Michael Peterson
Professor, University of Nebraska at Omaha
Omaha, Nebraska, USA
Chair, ICA Commission on Maps and the Internet
Email: [email protected]
While we don’t know when the first map was made, the last one was created just a fraction of a second ago. No longer restricted to paper, maps are now transmitted almost instantly and delivered to the user in a fraction of the time required to distribute maps on paper. They are also viewed in a more timely fashion. The paper discusses the growth of map use, espacially internet map use, over time
The Internet is redefining how maps are used. Maps on the Internet are more interactive. They may be constructed by interacting with an online database, thus engaging the map user on a higher level than is possible with a map on paper. In addition, the Internet is making it feasible to more easily distribute different kinds of cartographic displays such as animations. The Internet presents the map user with both a faster method of map distribution and different forms of human-map interaction.
The adoption of the Internet has been particularly dramatic since the mid-1990s. The number of users has increased rapidly as the technology has spread beyond North America and Europe. For the distribution of maps, three major changes in the development of the Internet can be identified. In the first stage, paper maps were simply scanned and distributed like pictures. In the second stage, beginning in about 1997, the Web emerged as a major form of delivery. In the third stage, the continued development of this form of map delivery is dependent on solving specific problems related to map delivery, map design and map use. Solutions to these problems are technical and philosophical, and will have a major influence on how cartography develops in the future. Further, these issues will require international cooperation in their solution.
Maps and the Medium
It is impossible to know when the first map was made. The pictures of animals that have been discovered on cave walls from between 10,000 and 20,000 years ago are an indication that these early humans could represent objects from the real world in abstract form as a series of lines and shapes. The necessity for humans to communicate information about the environment makes it likely that maps were drawn much before this time – perhaps with a stick in sand, to be destroyed long ago by the agents of weathering.

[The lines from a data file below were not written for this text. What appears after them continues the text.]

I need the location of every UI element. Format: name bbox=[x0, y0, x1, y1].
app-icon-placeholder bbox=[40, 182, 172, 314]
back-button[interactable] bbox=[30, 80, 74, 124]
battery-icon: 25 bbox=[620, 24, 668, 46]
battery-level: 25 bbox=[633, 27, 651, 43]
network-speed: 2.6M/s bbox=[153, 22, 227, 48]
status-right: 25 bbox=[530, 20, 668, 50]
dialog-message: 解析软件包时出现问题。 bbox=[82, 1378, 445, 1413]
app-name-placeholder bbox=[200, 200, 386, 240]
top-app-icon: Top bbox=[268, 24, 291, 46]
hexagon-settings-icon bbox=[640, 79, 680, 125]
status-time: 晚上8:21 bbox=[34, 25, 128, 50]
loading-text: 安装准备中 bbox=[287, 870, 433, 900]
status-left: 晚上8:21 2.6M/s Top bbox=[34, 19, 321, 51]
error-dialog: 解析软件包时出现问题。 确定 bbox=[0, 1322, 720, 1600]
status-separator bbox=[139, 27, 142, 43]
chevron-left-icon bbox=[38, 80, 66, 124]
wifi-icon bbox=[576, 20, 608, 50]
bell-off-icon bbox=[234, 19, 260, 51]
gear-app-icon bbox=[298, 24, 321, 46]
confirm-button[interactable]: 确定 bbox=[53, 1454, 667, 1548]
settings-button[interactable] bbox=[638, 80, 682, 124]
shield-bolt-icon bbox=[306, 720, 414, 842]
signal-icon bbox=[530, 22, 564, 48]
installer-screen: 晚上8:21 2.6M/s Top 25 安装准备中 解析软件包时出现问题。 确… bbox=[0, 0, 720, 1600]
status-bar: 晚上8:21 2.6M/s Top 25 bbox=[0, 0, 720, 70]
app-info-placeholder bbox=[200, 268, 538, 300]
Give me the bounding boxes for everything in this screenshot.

While we don’t know when the first map was made, the last one was created just a fraction of a second ago. It was a map that was constructed on an Internet map server and subsequently transmitted through the Internet as electronic impulses and viewed on a computer monitor. No longer restricted to clay tablets or even paper, maps are now transmitted almost instantly from place to place. The number of maps distributed through the Internet is phenomenal. Individual websites now respond to nearly a million map requests every hour (Nofi, 2001). An important milestone was reached sometime during the latter part of the 1990’s as more maps were being transmitted through the Internet than were being printed on paper.

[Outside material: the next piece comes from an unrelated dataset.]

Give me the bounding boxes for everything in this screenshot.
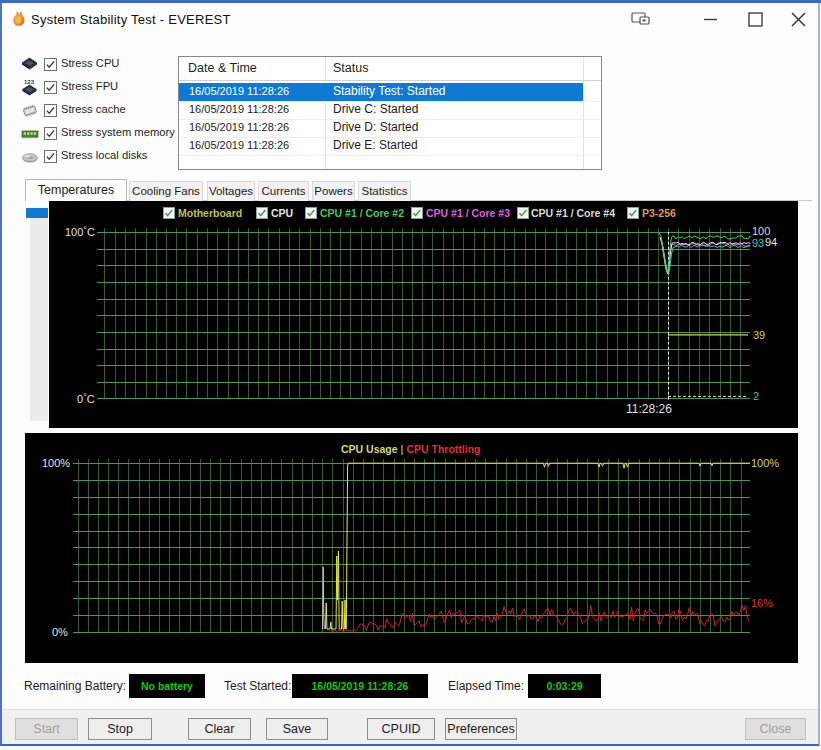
svg-text:123: 123 (24, 79, 35, 85)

The meaning of maps in a technological world is particularly important. Advancements in the sciences, in the exploration for resources, and in other areas of study are the result of a continued emphasis on the analysis of data in visual form. What people derive from these displays is information – information that is of incalculable value. It is this information that ultimately gives meaning to mapping. For centuries, paper has been used as the medium of cartography. The computer began to be used in the 1960s and soon evolved as a display device for maps. Then, the computer and communications technology combined to create a new method of map distribution.

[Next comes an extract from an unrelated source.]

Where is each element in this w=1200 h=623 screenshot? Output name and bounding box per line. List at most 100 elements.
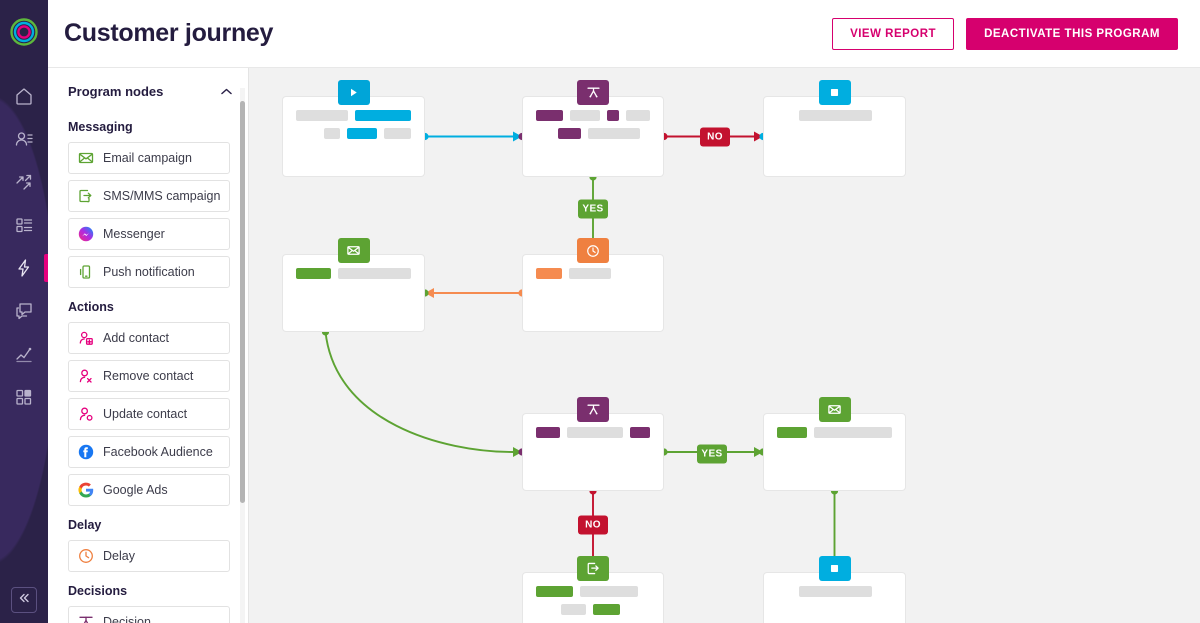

Alan Kay (1977), who conceived of the Dynabook and whose design work led to the development of the graphical user interface, argues that the computer is not a tool or an instrument, but a medium.
Marshall McLuhan argued in the 1960s that electronic technology is the medium of our time and is reshaping and restructuring all aspects of life (Miller 1971). McLuhan’s main concern was with the pervasive effect of the medium. Particularly critical of the written word because it has forced us to attend to the recognition of text at the expense of all other sensory stimuli, he argues that this sensory impoverishment was further magnified by printing. In addition, McLuhan argues that we live in a rear-view mirror society (Theall 1971). He states that all new forms of media take their initial content from what preceded them.